Feel like bed is flying. Not sure where we're going. Hope there is candy.
I'm going to leave the fate of whether I go to my midterms up to my dealer hitting me up or not
He just compared himself to a majestic butterfly in regards to the lack of girlfriends. i don't even know what to say.
in my drunkeness I still was able to plan for the morning. I duck taped my keys, a water bottle full of mimosa and my cell phone to the front door.
A guy just walked down the street dressed as Mickey Mouse holding a 40oz. Where the hell did you leave me?
I shit you not ... they just advertised a recruiting service for strippers at this concert.
You peed up the stairs in front of everyone then blamed it on the dog
Two people confessed their love to me last night. Drunk is a good color on me
Forgot to tell you--the bartender at Crowbar set his arm on fire last night. He was doing this "Cocktail" bartender trick of pouring alcohol that was on fire between glasses. Then some leaked out, onto his arm, and set his arm on fire, then his shirt. Exciting! (And he's ok).
I'm shoveling snow with a camel-pack full of beer in a blizzard. I love snow days as an adult!!!
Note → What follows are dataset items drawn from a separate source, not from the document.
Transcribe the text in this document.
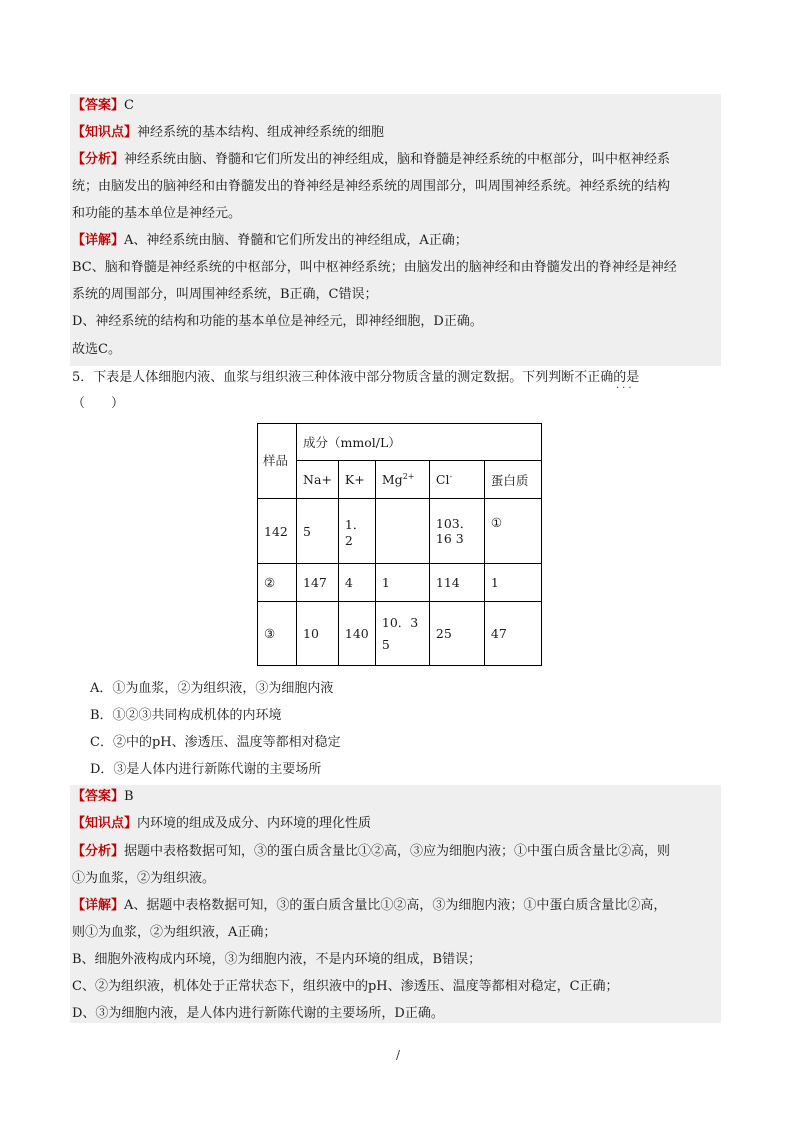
【答案】C
【知识点】神经系统的基本结构、组成神经系统的细胞
【分析】神经系统由脑、脊髓和它们所发出的神经组成，脑和脊髓是神经系统的中枢部分，叫中枢神经系
统；由脑发出的脑神经和由脊髓发出的脊神经是神经系统的周围部分，叫周围神经系统。神经系统的结构
和功能的基本单位是神经元。
【详解】A、神经系统由脑、脊髓和它们所发出的神经组成，A正确；
BC、脑和脊髓是神经系统的中枢部分，叫中枢神经系统；由脑发出的脑神经和由脊髓发出的脊神经是神经
系统的周围部分，叫周围神经系统，B正确，C错误；
D、神经系统的结构和功能的基本单位是神经元，即神经细胞，D正确。
故选C。
5．下表是人体细胞内液、血浆与组织液三种体液中部分物质含量的测定数据。下列判断不正确的是
···
（　　）
样品	成分（mmol/L）				
	Na+	K+	$Mg^{2+}$	Cl-	蛋白质
142	5	1．2		103．16 3	①
②	147	4	1	114	1
③	10	140	10．35	25	47
A．①为血浆，②为组织液，③为细胞内液
B．①②③共同构成机体的内环境
C．②中的pH、渗透压、温度等都相对稳定
D．③是人体内进行新陈代谢的主要场所
【答案】B
【知识点】内环境的组成及成分、内环境的理化性质
【分析】据题中表格数据可知，③的蛋白质含量比①②高，③应为细胞内液；①中蛋白质含量比②高，则
①为血浆，②为组织液。
【详解】A、据题中表格数据可知，③的蛋白质含量比①②高，③为细胞内液；①中蛋白质含量比②高，
则①为血浆，②为组织液，A正确；
B、细胞外液构成内环境，③为细胞内液，不是内环境的组成，B错误；
C、②为组织液，机体处于正常状态下，组织液中的pH、渗透压、温度等都相对稳定，C正确；
D、③为细胞内液，是人体内进行新陈代谢的主要场所，D正确。
/
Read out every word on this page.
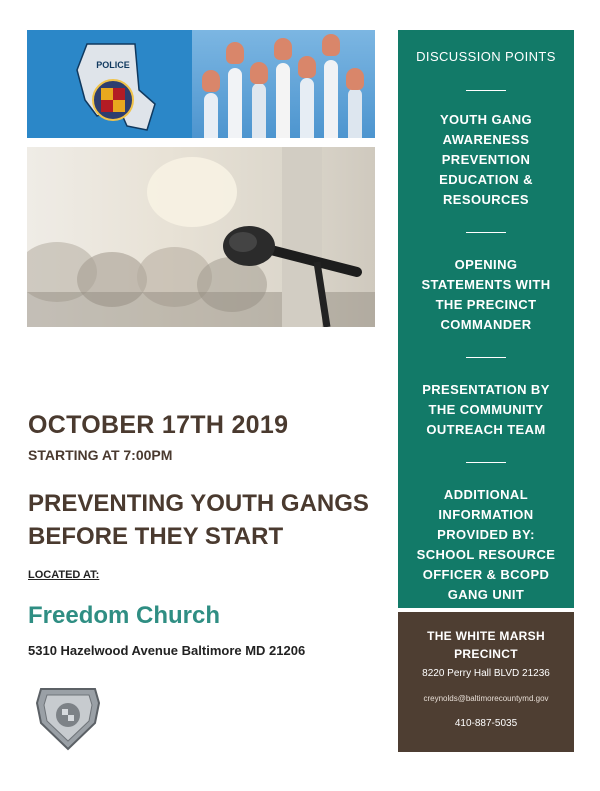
POLICE
OCTOBER 17TH 2019
STARTING AT 7:00PM
PREVENTING YOUTH GANGS
BEFORE THEY START
LOCATED AT:
Freedom Church
5310 Hazelwood Avenue Baltimore MD 21206
DISCUSSION POINTS
YOUTH GANG
AWARENESS
PREVENTION
EDUCATION &
RESOURCES
OPENING
STATEMENTS WITH
THE PRECINCT
COMMANDER
PRESENTATION BY
THE COMMUNITY
OUTREACH TEAM
ADDITIONAL
INFORMATION
PROVIDED BY:
SCHOOL RESOURCE
OFFICER & BCOPD
GANG UNIT
THE WHITE MARSH
PRECINCT
8220 Perry Hall BLVD 21236
creynolds@baltimorecountymd.gov
410-887-5035
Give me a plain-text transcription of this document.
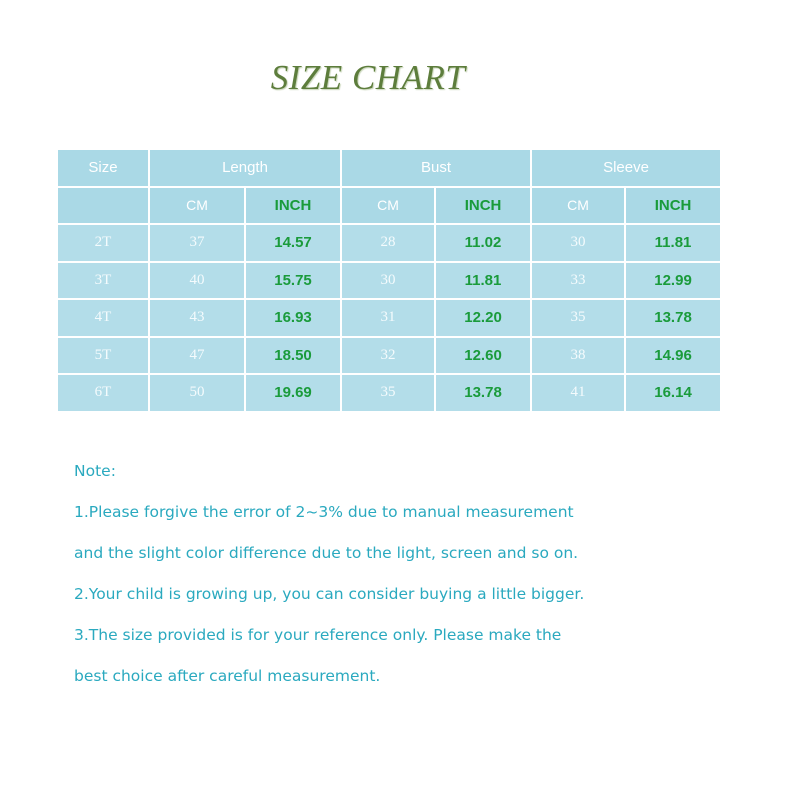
SIZE CHART
Size	Length		Bust		Sleeve	
	CM	INCH	CM	INCH	CM	INCH
2T	37	14.57	28	11.02	30	11.81
3T	40	15.75	30	11.81	33	12.99
4T	43	16.93	31	12.20	35	13.78
5T	47	18.50	32	12.60	38	14.96
6T	50	19.69	35	13.78	41	16.14
Note:
1.Please forgive the error of 2~3% due to manual measurement
and the slight color difference due to the light, screen and so on.
2.Your child is growing up, you can consider buying a little bigger.
3.The size provided is for your reference only. Please make the
best choice after careful measurement.
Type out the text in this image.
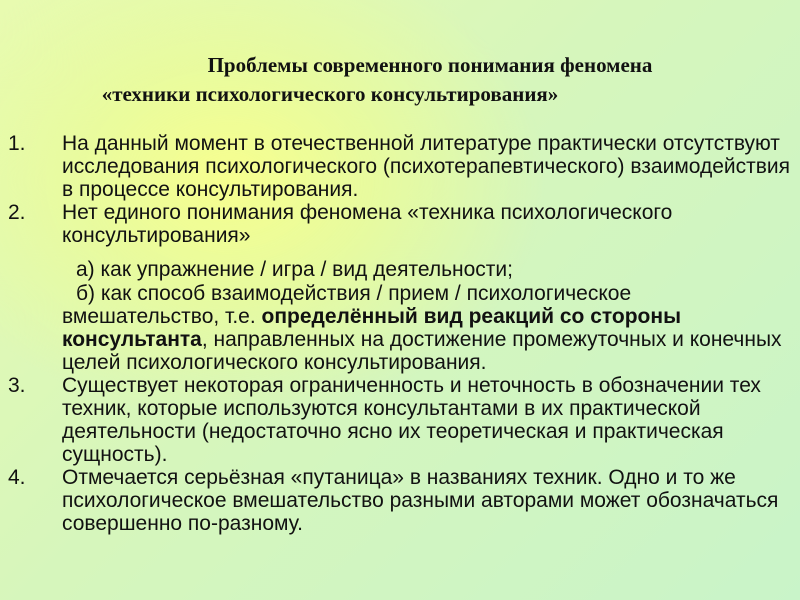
Проблемы современного понимания феномена
«техники психологического консультирования»
1.	На данный момент в отечественной литературе практически отсутствуют исследования психологического (психотерапевтического) взаимодействия в процессе консультирования.
2.	Нет единого понимания феномена «техника психологического консультирования»
а) как упражнение / игра / вид деятельности;
б) как способ взаимодействия / прием / психологическое вмешательство, т.е. определённый вид реакций со стороны консультанта, направленных на достижение промежуточных и конечных целей психологического консультирования.
3.	Существует некоторая ограниченность и неточность в обозначении тех техник, которые используются консультантами в их практической деятельности (недостаточно ясно их теоретическая и практическая сущность).
4.	Отмечается серьёзная «путаница» в названиях техник. Одно и то же психологическое вмешательство разными авторами может обозначаться совершенно по-разному.
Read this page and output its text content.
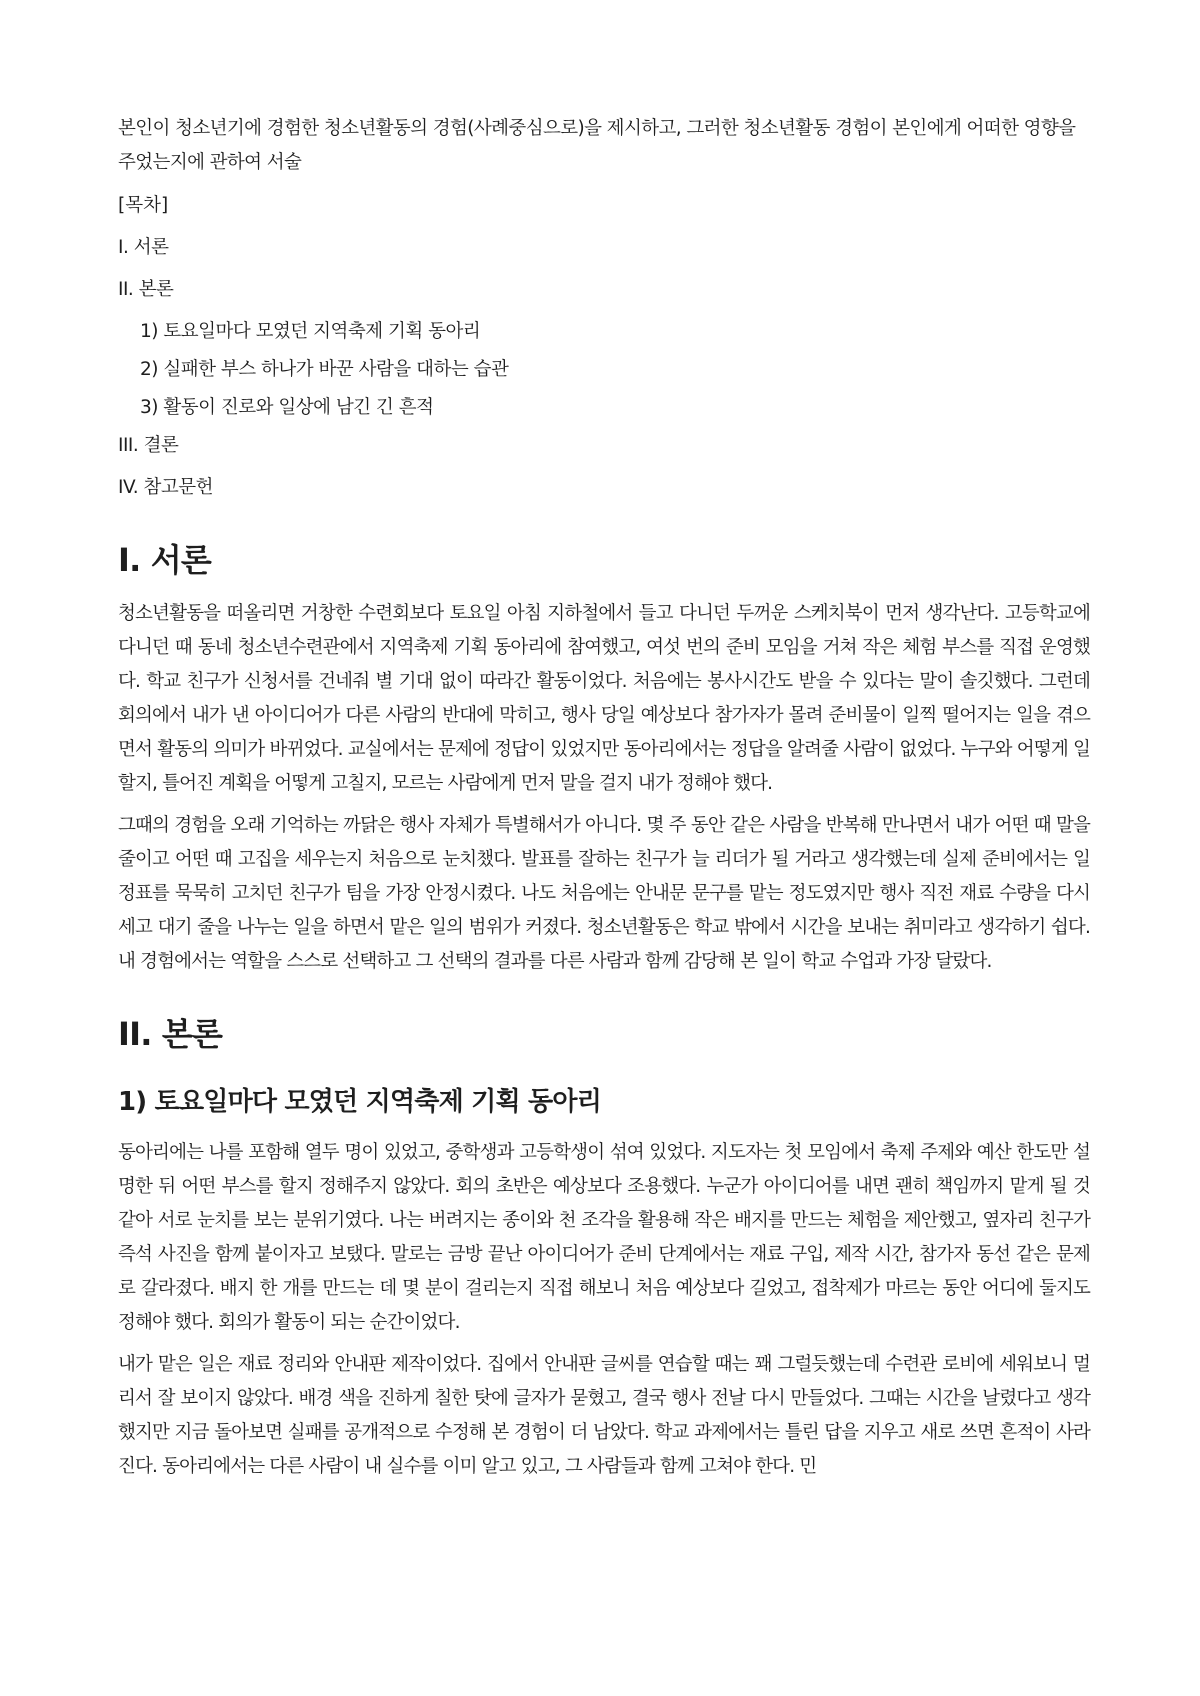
본인이 청소년기에 경험한 청소년활동의 경험(사례중심으로)을 제시하고, 그러한 청소년활동 경험이 본인에게 어떠한 영향을 주었는지에 관하여 서술

[목차]
I. 서론
II. 본론
1) 토요일마다 모였던 지역축제 기획 동아리
2) 실패한 부스 하나가 바꾼 사람을 대하는 습관
3) 활동이 진로와 일상에 남긴 긴 흔적
III. 결론
IV. 참고문헌
I. 서론

청소년활동을 떠올리면 거창한 수련회보다 토요일 아침 지하철에서 들고 다니던 두꺼운 스케치북이 먼저 생각난다. 고등학교에 다니던 때 동네 청소년수련관에서 지역축제 기획 동아리에 참여했고, 여섯 번의 준비 모임을 거쳐 작은 체험 부스를 직접 운영했다. 학교 친구가 신청서를 건네줘 별 기대 없이 따라간 활동이었다. 처음에는 봉사시간도 받을 수 있다는 말이 솔깃했다. 그런데 회의에서 내가 낸 아이디어가 다른 사람의 반대에 막히고, 행사 당일 예상보다 참가자가 몰려 준비물이 일찍 떨어지는 일을 겪으면서 활동의 의미가 바뀌었다. 교실에서는 문제에 정답이 있었지만 동아리에서는 정답을 알려줄 사람이 없었다. 누구와 어떻게 일할지, 틀어진 계획을 어떻게 고칠지, 모르는 사람에게 먼저 말을 걸지 내가 정해야 했다.

그때의 경험을 오래 기억하는 까닭은 행사 자체가 특별해서가 아니다. 몇 주 동안 같은 사람을 반복해 만나면서 내가 어떤 때 말을 줄이고 어떤 때 고집을 세우는지 처음으로 눈치챘다. 발표를 잘하는 친구가 늘 리더가 될 거라고 생각했는데 실제 준비에서는 일정표를 묵묵히 고치던 친구가 팀을 가장 안정시켰다. 나도 처음에는 안내문 문구를 맡는 정도였지만 행사 직전 재료 수량을 다시 세고 대기 줄을 나누는 일을 하면서 맡은 일의 범위가 커졌다. 청소년활동은 학교 밖에서 시간을 보내는 취미라고 생각하기 쉽다. 내 경험에서는 역할을 스스로 선택하고 그 선택의 결과를 다른 사람과 함께 감당해 본 일이 학교 수업과 가장 달랐다.

II. 본론
1) 토요일마다 모였던 지역축제 기획 동아리

동아리에는 나를 포함해 열두 명이 있었고, 중학생과 고등학생이 섞여 있었다. 지도자는 첫 모임에서 축제 주제와 예산 한도만 설명한 뒤 어떤 부스를 할지 정해주지 않았다. 회의 초반은 예상보다 조용했다. 누군가 아이디어를 내면 괜히 책임까지 맡게 될 것 같아 서로 눈치를 보는 분위기였다. 나는 버려지는 종이와 천 조각을 활용해 작은 배지를 만드는 체험을 제안했고, 옆자리 친구가 즉석 사진을 함께 붙이자고 보탰다. 말로는 금방 끝난 아이디어가 준비 단계에서는 재료 구입, 제작 시간, 참가자 동선 같은 문제로 갈라졌다. 배지 한 개를 만드는 데 몇 분이 걸리는지 직접 해보니 처음 예상보다 길었고, 접착제가 마르는 동안 어디에 둘지도 정해야 했다. 회의가 활동이 되는 순간이었다.

내가 맡은 일은 재료 정리와 안내판 제작이었다. 집에서 안내판 글씨를 연습할 때는 꽤 그럴듯했는데 수련관 로비에 세워보니 멀리서 잘 보이지 않았다. 배경 색을 진하게 칠한 탓에 글자가 묻혔고, 결국 행사 전날 다시 만들었다. 그때는 시간을 날렸다고 생각했지만 지금 돌아보면 실패를 공개적으로 수정해 본 경험이 더 남았다. 학교 과제에서는 틀린 답을 지우고 새로 쓰면 흔적이 사라진다. 동아리에서는 다른 사람이 내 실수를 이미 알고 있고, 그 사람들과 함께 고쳐야 한다. 민
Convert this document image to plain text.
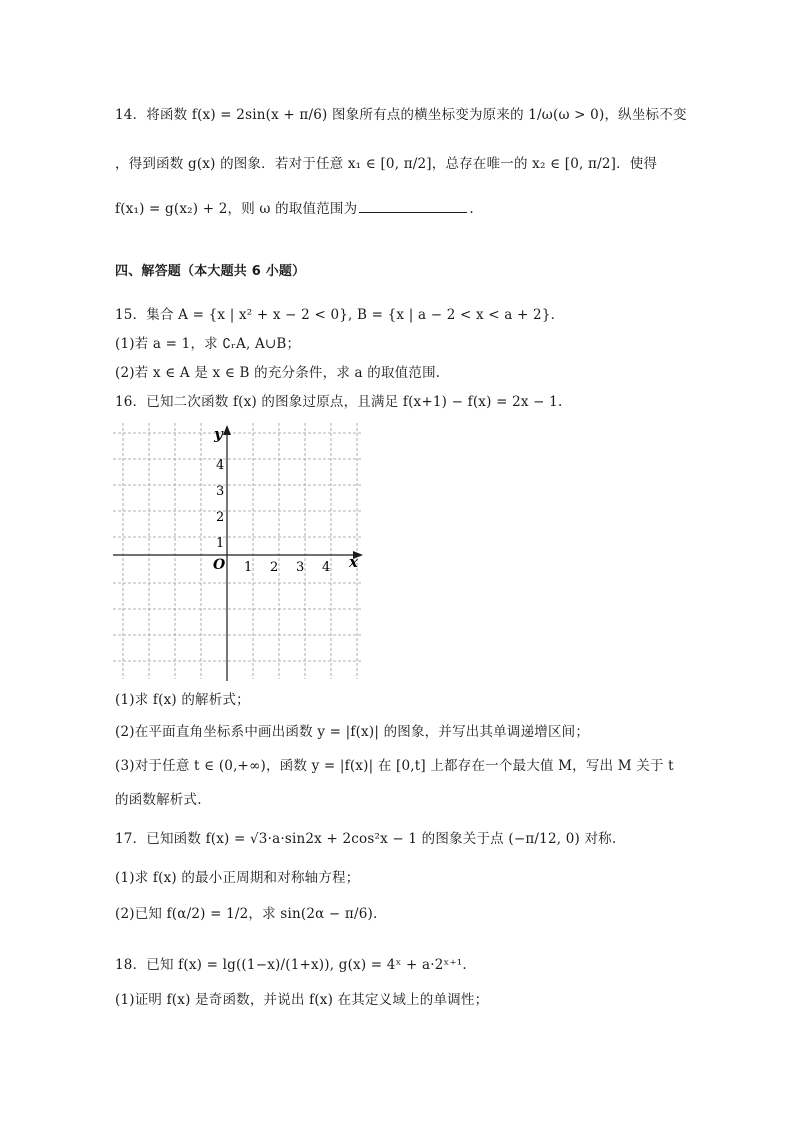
14．将函数 f(x) = 2sin(x + π/6) 图象所有点的横坐标变为原来的 1/ω(ω > 0)，纵坐标不变
，得到函数 g(x) 的图象．若对于任意 x₁ ∈ [0, π/2]，总存在唯一的 x₂ ∈ [0, π/2]．使得
f(x₁) = g(x₂) + 2，则 ω 的取值范围为	.
四、解答题（本大题共 6 小题）
15．集合 A = {x | x² + x − 2 < 0}, B = {x | a − 2 < x < a + 2}．
(1)若 a = 1，求 ∁ᵣA, A∪B；
(2)若 x ∈ A 是 x ∈ B 的充分条件，求 a 的取值范围.
16．已知二次函数 f(x) 的图象过原点，且满足 f(x+1) − f(x) = 2x − 1.
x
y
O 1 2 3 4
1
2
3
4
(1)求 f(x) 的解析式；
(2)在平面直角坐标系中画出函数 y = |f(x)| 的图象，并写出其单调递增区间；
(3)对于任意 t ∈ (0,+∞)，函数 y = |f(x)| 在 [0,t] 上都存在一个最大值 M，写出 M 关于 t
的函数解析式.
17．已知函数 f(x) = √3·a·sin2x + 2cos²x − 1 的图象关于点 (−π/12, 0) 对称.
(1)求 f(x) 的最小正周期和对称轴方程；
(2)已知 f(α/2) = 1/2，求 sin(2α − π/6).
18．已知 f(x) = lg((1−x)/(1+x)), g(x) = 4ˣ + a·2ˣ⁺¹.
(1)证明 f(x) 是奇函数，并说出 f(x) 在其定义域上的单调性；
...there was a woman in the stall next to me in the Walmart bathroom having a massive bowl movement and whispering "I'm sorry" over and over
Whoever said it shouldn't take a man to make you happy clearly wasn't having sex everyday.
You were crying hysterically
So that's why my heels were in the oven...
Is it weird that the girl I'm fucking just wished me luck on my date tonight?
It's like a donut of clothes around a pair of heels. Like they were transported to another dimension naked.